Para Catarina Martins o desenho dos apoios aos salários dos trabalhadores que estão em layoff “deve ter em conta a necessidade de os salários serem pagos a 100%”. E a dirigente insistiu que é preciso avançar para esta solução porque “todas as pessoas que ganham mais do que o salário mínimo estão a ter uma perda salarial”. Na versão do layoff simplificado em vigor, quem ganha o salário mínimo não sofre cortes, mas a partir daí os cálculos apontam, em média, para o pagamento de 2/3 do salário (70 por cento pago pelo Estado e 30% pela empresa).

O Governo não clarificou qual será a opção, prazos ou modelos, conforme explicou Jerónimo de Sousa, secretário-geral dos comunistas. “Não tivemos certezas em relação ao layoff e procuraremos dar a nossa contribuição para encontrar soluções”, declarou o líder do PCP, argumentando que não se pode “ tornar banal o que é inaceitável: colocar o trabalhador entre a espada e a parede, ou seja, entre o desemprego e os salários cortados”. Os comunistas levaram um conjunto de propostas e Jerónimo de Sousa admitiu também que existirão “três ou quatro medidas importantes que o Governo considerará”. Mas não revelou quais, reservando para mais tarde uma posição sobre o Orçamento Suplementar, numa lista de medidas que antecipou de “insuficiente”.

Já o Bloco insistiu que há medidas prévias ao Orçamento suplementar que têm de ser” implementadas rapidamente” como, por exemplo, a renovação de apoios para “que não haja cortes de água e luz” ou para quem tem recibos verdes. Por fim, insistiu numa “contribuição solidária” de empresas com grandes lucros (que ganhem com a crise) ou do setor dos seguros, cujos prémios não desceram, mas também não tiveram custos com a pandemia. Além disso, a coordenadora do BE argumentou, mais uma vez, que se deve “proibir a distribuição de dividendos em nome de lucros passados”, da mesma forma que se suspender o pagamento por conta.

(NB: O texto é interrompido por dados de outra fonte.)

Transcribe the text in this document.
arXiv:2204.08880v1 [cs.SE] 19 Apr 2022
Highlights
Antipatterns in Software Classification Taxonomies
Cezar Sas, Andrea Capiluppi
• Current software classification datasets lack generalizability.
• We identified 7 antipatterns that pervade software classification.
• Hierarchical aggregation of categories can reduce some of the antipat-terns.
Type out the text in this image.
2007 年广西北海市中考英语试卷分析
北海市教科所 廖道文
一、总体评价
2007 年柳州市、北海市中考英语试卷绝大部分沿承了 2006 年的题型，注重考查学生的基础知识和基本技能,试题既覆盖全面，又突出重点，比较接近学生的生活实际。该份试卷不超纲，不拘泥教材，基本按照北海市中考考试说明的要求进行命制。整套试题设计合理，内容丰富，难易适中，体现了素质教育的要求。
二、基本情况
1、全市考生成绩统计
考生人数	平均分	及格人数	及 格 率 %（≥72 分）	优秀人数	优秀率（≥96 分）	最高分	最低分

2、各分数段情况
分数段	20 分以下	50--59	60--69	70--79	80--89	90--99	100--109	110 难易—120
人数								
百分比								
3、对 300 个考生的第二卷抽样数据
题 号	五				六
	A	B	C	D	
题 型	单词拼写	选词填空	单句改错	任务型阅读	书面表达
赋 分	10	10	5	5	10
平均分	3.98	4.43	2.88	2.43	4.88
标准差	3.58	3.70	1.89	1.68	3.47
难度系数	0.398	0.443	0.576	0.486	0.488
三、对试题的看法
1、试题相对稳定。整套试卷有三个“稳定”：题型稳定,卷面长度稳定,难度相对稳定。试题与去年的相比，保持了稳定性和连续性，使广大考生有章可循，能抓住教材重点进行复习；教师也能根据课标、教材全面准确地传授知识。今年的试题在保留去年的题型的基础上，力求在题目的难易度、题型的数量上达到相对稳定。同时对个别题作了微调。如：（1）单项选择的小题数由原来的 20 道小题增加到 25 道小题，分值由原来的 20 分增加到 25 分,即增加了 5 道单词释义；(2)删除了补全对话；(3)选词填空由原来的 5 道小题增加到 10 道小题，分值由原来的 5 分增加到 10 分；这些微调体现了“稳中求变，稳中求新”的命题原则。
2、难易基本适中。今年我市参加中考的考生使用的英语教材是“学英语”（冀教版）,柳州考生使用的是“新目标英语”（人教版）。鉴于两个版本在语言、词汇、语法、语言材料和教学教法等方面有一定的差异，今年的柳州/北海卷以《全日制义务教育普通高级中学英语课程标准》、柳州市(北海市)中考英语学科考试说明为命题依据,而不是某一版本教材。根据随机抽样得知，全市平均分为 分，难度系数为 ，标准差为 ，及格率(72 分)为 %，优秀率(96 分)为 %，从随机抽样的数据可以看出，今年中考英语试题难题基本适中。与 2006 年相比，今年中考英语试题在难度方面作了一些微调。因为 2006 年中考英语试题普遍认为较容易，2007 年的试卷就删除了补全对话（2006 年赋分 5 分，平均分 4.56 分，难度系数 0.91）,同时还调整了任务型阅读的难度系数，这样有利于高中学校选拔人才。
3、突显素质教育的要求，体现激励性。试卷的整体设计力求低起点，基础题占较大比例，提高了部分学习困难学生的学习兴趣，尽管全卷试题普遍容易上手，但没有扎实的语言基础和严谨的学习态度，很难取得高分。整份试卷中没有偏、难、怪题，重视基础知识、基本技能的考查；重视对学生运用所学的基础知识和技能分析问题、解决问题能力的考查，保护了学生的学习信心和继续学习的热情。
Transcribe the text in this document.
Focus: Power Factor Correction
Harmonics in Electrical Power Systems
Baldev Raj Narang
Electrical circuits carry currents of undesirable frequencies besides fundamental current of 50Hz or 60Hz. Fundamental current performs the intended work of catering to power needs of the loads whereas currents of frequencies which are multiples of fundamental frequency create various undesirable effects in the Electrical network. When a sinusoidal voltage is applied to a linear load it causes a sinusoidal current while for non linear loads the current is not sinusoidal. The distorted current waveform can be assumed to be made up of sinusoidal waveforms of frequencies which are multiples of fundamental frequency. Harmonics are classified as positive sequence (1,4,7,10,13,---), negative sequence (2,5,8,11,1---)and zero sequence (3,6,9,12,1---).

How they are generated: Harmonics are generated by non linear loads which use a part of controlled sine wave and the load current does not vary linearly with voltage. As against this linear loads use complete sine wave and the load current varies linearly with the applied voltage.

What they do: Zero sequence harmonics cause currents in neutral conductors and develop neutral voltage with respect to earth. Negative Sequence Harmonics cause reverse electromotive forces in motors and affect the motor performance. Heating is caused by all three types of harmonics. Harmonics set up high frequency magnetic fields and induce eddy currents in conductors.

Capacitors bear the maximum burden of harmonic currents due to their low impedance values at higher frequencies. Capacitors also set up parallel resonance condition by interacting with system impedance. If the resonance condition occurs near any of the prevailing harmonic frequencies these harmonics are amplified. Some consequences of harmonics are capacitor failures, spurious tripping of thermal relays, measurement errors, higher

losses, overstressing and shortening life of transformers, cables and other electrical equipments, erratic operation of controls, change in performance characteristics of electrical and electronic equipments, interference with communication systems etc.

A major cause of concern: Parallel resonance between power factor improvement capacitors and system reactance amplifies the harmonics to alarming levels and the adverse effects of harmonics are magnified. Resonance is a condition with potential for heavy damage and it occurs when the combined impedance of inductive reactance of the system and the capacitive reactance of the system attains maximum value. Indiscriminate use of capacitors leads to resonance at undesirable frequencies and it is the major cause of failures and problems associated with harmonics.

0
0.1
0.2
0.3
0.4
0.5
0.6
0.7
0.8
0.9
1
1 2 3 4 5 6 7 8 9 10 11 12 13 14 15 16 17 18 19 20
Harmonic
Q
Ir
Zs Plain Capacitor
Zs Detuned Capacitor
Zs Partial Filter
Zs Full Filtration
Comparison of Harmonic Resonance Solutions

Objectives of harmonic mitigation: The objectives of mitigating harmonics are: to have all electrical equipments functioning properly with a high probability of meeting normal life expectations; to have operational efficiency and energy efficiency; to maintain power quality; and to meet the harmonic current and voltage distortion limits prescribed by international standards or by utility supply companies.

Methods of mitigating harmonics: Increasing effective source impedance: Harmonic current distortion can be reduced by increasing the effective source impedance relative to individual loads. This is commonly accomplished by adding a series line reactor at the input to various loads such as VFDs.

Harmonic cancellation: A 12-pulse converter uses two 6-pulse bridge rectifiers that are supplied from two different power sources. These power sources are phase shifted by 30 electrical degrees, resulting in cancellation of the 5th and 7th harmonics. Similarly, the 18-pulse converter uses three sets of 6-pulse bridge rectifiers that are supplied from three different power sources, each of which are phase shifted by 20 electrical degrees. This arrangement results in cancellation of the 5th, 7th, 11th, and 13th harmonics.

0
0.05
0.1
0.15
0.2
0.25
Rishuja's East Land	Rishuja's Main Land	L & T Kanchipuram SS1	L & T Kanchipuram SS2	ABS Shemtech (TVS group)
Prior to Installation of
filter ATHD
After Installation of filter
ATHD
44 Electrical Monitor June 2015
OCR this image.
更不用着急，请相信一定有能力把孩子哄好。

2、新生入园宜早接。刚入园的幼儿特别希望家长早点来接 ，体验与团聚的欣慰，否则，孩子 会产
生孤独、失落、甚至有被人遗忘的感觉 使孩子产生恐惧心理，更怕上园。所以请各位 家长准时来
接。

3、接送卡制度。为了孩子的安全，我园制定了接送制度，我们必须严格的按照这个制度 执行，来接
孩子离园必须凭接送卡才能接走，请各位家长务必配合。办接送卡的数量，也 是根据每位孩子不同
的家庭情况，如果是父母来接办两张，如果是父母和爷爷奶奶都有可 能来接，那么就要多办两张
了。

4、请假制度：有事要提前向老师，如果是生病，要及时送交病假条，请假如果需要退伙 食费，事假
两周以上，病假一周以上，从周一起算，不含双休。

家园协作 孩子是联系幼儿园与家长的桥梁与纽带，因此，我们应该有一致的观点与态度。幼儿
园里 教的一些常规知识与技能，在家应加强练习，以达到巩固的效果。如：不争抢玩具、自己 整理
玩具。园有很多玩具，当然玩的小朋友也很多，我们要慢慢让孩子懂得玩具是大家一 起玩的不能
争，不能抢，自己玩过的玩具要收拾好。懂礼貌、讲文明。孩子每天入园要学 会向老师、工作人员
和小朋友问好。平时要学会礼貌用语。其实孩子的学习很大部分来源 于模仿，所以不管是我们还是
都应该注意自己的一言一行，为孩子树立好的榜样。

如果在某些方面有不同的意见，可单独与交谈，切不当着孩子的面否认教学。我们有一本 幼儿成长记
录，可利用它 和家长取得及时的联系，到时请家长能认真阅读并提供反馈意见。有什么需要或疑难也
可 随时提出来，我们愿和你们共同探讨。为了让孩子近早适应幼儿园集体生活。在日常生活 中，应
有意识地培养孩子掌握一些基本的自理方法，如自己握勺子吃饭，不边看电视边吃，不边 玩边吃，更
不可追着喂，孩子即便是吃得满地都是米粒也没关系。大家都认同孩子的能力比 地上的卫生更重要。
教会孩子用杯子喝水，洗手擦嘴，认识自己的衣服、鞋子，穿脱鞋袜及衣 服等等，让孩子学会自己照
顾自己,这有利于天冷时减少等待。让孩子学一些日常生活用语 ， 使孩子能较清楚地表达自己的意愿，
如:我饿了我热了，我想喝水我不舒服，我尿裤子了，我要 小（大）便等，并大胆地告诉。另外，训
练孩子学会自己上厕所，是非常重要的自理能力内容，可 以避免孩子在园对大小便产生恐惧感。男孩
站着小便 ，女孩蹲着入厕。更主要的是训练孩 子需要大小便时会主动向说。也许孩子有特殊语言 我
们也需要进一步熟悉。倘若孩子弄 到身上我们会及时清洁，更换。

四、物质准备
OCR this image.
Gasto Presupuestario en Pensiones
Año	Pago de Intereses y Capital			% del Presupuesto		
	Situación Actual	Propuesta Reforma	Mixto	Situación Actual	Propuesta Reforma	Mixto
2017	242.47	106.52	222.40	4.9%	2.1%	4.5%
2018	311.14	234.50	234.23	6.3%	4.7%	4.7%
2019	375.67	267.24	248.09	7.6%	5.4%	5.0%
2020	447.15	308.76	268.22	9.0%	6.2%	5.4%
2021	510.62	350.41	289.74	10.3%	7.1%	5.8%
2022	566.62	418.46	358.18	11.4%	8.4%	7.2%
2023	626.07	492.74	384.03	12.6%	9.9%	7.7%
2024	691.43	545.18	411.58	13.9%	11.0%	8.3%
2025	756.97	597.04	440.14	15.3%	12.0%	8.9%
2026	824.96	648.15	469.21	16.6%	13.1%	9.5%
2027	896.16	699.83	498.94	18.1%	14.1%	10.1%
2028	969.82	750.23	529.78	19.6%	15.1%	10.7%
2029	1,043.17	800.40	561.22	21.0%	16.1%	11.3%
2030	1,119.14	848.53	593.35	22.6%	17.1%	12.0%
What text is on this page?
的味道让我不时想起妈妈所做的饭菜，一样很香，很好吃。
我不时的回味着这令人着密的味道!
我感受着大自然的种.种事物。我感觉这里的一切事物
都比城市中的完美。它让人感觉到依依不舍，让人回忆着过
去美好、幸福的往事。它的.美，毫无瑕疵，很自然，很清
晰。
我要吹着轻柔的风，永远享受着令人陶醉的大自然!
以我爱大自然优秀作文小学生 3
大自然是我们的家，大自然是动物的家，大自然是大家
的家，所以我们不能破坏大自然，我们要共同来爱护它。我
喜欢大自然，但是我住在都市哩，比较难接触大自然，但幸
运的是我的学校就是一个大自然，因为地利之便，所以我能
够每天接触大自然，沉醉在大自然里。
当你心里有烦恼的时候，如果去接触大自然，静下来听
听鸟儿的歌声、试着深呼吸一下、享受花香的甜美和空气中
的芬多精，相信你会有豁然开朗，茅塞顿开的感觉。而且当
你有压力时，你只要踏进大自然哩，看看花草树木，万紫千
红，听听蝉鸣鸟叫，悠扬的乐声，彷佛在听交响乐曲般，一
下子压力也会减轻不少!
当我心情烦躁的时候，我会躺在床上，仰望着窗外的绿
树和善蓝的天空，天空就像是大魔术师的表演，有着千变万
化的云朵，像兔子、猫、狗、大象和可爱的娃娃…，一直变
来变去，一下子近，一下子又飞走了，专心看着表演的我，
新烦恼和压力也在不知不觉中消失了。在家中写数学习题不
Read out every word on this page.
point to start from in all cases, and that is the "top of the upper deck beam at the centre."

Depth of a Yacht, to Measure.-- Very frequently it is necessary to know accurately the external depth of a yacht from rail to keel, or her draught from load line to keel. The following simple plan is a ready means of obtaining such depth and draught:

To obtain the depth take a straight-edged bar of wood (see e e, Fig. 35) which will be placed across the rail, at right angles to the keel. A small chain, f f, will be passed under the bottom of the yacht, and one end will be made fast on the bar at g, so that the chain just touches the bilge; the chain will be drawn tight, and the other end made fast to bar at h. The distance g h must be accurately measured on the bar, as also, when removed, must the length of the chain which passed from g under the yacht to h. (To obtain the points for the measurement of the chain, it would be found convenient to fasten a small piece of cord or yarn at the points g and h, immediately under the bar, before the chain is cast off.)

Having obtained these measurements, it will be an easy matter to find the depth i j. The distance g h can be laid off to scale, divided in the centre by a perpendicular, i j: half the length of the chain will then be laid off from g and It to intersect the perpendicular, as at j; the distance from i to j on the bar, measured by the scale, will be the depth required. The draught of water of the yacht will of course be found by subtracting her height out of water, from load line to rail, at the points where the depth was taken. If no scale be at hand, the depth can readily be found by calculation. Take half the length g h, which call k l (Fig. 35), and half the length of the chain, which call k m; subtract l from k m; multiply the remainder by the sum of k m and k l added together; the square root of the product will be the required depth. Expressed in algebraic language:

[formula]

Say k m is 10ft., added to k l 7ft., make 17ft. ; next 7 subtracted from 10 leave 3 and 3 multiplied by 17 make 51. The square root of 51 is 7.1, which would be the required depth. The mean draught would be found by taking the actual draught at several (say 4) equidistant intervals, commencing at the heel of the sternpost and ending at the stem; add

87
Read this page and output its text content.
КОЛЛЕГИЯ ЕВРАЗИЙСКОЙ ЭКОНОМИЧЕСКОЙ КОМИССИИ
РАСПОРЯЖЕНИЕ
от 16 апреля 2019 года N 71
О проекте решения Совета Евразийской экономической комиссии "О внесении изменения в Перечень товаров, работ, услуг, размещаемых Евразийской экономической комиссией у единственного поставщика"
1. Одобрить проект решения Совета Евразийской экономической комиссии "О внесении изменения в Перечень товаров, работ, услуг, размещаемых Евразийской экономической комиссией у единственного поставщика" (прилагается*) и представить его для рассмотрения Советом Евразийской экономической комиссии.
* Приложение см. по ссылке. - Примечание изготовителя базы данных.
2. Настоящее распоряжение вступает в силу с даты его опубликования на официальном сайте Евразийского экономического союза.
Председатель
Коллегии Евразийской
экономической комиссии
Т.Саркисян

Do lado do PAN, André Silva defendeu que o layoff deve ser estendido até ao final do ano e incluir as “pessoas em situação de trabalho experimental, em trabalho a termo ou estagiários”. O deputado também defendeu a regulação do teletrabalho para ser reforçado e o aumento da dotação orçamental para fundos de apoios municipais e de organizações não governamentais para acautelar as necessidades de quem não consegue comprar comida.

O PEV não abordou o layoff, mas saiu agradado da reunião, sobretudo porque o Executivo mostrou abertura para duas medidas que propôs para as micro e pequenas empresas: um fundo de tesouraria para as empresas pagarem salários e rendas, com “um período de carência de cerca de dois anos e com uma taxa de juro zero”, além da suspensão do pagamento por conta do IRC. Hoje, serão recebidos em São Bento o PSD, CDS, PS, Iniciativa Liberal e o Chega.